Templo dos vistos

Há anos que estou para escrever sobre isto. Cheguei a ter a viagem planeada a este e outros sítios em que na Índia a tradição choca com a pós-modernidade, para uma reportagem para o Expresso. Com a revolução no Nepal, segui contudo para Catmandu. Cá vai então:

O Templo Chilkur Balaji também é conhecido por Visa Balaji Temple. Não é nenhum santuário patrocinado pela multinacional Visa. É sim um templo ao que acorrem semanalmente quase cem mil indianos que se candidatam a um visto de entrada para os Estados Unidos. Dão 11 voltas ao templo e, em caso de sucesso, regressam aqui para cumprirem a sua promessa, dando 108 voltas.
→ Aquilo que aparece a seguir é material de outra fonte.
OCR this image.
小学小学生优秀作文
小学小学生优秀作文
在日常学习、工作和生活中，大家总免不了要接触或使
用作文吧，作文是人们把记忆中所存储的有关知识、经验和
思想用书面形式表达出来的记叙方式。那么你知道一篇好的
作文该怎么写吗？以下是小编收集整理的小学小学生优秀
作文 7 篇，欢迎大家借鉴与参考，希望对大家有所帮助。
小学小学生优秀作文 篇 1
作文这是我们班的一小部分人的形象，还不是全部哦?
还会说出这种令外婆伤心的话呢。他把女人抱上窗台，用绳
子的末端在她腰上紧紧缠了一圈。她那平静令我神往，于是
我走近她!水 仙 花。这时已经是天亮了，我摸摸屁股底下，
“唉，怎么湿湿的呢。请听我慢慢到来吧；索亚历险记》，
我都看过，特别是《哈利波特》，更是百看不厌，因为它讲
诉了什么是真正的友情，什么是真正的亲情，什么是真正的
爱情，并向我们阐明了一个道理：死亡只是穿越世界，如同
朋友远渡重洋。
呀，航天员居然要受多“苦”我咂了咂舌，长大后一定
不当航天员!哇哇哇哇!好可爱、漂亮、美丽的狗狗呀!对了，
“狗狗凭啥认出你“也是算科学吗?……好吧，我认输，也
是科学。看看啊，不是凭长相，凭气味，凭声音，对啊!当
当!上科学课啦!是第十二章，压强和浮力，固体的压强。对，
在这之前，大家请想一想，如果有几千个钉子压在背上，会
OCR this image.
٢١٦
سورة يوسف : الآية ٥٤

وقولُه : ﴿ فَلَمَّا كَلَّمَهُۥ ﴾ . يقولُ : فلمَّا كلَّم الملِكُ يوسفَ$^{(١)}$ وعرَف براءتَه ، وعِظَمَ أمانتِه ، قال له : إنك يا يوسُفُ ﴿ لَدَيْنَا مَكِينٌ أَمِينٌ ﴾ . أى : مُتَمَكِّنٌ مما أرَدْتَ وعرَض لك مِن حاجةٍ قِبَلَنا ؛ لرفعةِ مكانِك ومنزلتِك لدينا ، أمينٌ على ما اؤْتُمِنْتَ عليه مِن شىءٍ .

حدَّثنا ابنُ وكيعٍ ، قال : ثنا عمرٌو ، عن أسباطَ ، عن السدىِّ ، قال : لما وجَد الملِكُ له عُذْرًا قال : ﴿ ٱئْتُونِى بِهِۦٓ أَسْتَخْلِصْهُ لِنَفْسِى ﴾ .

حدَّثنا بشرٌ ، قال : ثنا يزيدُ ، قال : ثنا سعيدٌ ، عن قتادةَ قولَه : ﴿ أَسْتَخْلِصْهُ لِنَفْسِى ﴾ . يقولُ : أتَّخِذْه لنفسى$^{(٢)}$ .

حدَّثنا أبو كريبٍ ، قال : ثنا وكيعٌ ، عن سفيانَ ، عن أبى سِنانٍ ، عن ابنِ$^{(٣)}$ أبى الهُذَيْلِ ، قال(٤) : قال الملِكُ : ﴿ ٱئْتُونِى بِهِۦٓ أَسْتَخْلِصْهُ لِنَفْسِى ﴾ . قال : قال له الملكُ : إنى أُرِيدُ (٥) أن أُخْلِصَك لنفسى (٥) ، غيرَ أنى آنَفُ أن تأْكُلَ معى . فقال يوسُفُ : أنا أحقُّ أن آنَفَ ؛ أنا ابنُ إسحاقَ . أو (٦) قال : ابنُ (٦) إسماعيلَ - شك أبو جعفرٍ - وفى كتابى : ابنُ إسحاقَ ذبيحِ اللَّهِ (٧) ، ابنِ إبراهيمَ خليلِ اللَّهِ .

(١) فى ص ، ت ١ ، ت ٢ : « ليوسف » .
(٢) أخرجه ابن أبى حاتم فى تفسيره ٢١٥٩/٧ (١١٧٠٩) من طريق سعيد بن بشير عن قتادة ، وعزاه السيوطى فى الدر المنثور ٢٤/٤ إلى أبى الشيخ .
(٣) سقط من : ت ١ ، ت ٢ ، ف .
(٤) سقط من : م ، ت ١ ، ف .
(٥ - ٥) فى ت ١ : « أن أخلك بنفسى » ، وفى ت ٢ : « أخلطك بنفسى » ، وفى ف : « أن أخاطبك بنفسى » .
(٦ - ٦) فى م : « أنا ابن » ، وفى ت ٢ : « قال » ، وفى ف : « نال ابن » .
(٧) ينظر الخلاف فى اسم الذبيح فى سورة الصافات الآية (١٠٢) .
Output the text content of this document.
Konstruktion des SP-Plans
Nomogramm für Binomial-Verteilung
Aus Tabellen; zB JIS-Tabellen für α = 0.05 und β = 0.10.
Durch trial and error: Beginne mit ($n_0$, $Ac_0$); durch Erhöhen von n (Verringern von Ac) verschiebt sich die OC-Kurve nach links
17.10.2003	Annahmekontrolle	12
Um mochileiro sobre as origens desta tradição:

Why only 11 pradakshinas are prescribed for first-timers?
This practice has an interesting background. During 1969-70, borewells were dug up in the temple premises, to meet the temple’s water requirements; but the early trials ended in a failure. When the work began again, the priest , and two other devotees, offered prayers and started performing Pradakshinas. Water gushed out of the borewells, when they completed 11 pradakshinas. Subsequently, they offered 108 pradakshinas as thanks-giving gesture towards the Lord. This practice has been followed since then. (aqui)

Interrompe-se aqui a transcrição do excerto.